= Rozz Tox Manifesto =

1979 essay by Gary Panter

The Rozz Tox Manifesto is a 1979 essay by visual artist Gary Panter in which Panter rejects the notion of the artist as bohemian; instead, an artist is encouraged to work within capitalism to reach a larger market.

==Effects on culture==
The essay influenced Panter's friend Matt Groening, who later went on to become the creator of The Simpsons.

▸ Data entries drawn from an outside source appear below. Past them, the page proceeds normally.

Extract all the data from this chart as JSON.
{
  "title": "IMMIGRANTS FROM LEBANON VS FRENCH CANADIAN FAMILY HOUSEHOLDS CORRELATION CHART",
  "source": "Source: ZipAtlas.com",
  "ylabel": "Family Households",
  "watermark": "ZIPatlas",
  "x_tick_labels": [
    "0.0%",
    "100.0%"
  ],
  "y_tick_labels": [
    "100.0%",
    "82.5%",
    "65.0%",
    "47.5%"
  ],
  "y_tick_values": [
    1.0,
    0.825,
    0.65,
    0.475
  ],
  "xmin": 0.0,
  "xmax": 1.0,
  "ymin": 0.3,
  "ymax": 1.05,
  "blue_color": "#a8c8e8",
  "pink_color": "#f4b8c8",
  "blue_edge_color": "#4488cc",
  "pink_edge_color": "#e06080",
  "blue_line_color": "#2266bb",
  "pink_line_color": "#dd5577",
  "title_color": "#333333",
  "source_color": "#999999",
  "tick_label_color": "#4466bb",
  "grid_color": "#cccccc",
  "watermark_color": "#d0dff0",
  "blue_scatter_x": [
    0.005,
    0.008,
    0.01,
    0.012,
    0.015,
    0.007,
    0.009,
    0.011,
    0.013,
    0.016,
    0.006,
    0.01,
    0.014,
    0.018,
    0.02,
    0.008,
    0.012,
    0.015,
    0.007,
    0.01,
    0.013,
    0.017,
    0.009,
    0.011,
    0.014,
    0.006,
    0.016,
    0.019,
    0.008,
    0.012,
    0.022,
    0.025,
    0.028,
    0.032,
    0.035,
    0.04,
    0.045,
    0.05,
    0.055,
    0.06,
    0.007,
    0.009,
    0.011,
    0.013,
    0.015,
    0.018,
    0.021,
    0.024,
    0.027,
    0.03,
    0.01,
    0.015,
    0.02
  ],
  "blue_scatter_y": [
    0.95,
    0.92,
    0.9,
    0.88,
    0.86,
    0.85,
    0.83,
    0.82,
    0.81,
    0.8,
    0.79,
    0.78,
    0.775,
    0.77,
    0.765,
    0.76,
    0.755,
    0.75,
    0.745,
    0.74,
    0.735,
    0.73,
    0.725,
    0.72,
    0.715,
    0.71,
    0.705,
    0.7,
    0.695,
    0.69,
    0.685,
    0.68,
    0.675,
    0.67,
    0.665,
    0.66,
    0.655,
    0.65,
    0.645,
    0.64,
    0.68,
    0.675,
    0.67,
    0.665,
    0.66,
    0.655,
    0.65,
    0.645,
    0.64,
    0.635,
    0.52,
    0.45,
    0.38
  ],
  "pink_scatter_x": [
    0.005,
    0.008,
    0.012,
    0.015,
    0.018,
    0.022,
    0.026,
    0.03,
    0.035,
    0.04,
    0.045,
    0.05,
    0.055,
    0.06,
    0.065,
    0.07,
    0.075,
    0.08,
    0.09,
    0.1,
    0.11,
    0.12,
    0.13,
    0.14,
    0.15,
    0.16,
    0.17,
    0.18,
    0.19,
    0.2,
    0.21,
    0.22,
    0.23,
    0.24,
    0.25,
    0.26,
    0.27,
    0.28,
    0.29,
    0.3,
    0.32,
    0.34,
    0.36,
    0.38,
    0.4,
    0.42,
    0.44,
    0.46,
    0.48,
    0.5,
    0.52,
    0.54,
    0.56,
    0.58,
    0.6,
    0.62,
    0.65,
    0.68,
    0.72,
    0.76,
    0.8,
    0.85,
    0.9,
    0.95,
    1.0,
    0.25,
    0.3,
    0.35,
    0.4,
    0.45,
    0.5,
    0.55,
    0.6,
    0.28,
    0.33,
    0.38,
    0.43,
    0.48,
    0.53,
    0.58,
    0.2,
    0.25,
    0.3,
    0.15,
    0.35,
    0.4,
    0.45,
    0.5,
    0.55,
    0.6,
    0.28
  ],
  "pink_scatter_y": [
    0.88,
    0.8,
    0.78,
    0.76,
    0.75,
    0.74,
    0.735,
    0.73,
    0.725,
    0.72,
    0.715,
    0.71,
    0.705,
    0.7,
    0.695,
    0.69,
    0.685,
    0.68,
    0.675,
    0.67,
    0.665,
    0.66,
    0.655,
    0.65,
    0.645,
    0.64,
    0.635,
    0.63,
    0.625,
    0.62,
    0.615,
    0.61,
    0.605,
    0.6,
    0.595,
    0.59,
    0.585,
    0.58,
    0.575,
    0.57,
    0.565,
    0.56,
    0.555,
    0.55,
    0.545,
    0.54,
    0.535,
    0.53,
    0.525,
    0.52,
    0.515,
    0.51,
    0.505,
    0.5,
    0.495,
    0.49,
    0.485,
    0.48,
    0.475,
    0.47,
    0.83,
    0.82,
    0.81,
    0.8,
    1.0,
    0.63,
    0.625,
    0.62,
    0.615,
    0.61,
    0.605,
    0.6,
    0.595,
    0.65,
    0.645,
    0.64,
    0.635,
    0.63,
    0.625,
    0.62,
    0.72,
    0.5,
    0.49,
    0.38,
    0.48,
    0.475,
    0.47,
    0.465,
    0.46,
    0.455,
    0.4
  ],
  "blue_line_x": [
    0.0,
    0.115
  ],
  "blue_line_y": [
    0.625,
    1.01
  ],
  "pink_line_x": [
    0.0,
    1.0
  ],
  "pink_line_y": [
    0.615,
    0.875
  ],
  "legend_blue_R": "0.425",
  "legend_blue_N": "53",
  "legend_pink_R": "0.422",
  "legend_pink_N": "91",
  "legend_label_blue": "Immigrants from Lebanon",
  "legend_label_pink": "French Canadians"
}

In Matt Howarth's comic Stalking Ralph, the musical group The Residents are portrayed as being created by a "Rozz Tox Virus", whose ultimate goal is to constantly mutate to avoid becoming part of mainstream culture. While the text of the manifesto does not appear in the comic, an alien creature declares, "The underground becomes the establishment", and that the reason The Residents change their band identity so often is to remain underground and to avoid becoming establishment. Howarth's interpretation of Rozz Tox is different from Groening's. While Groening has worked within a capitalist system to create and to perpetuate successful merchandising, Howarth's characters are specifically avoiding "selling out" and avoiding popular acceptance.

The manifesto is the namesake of outsider art gallery, venue, and café Rozz-Tox in Rock Island, Illinois. The café is a favorite stop among touring musicians and is known for events that are unique to the Quad Cities area, with special programming dedicated to hosting international experimental artists.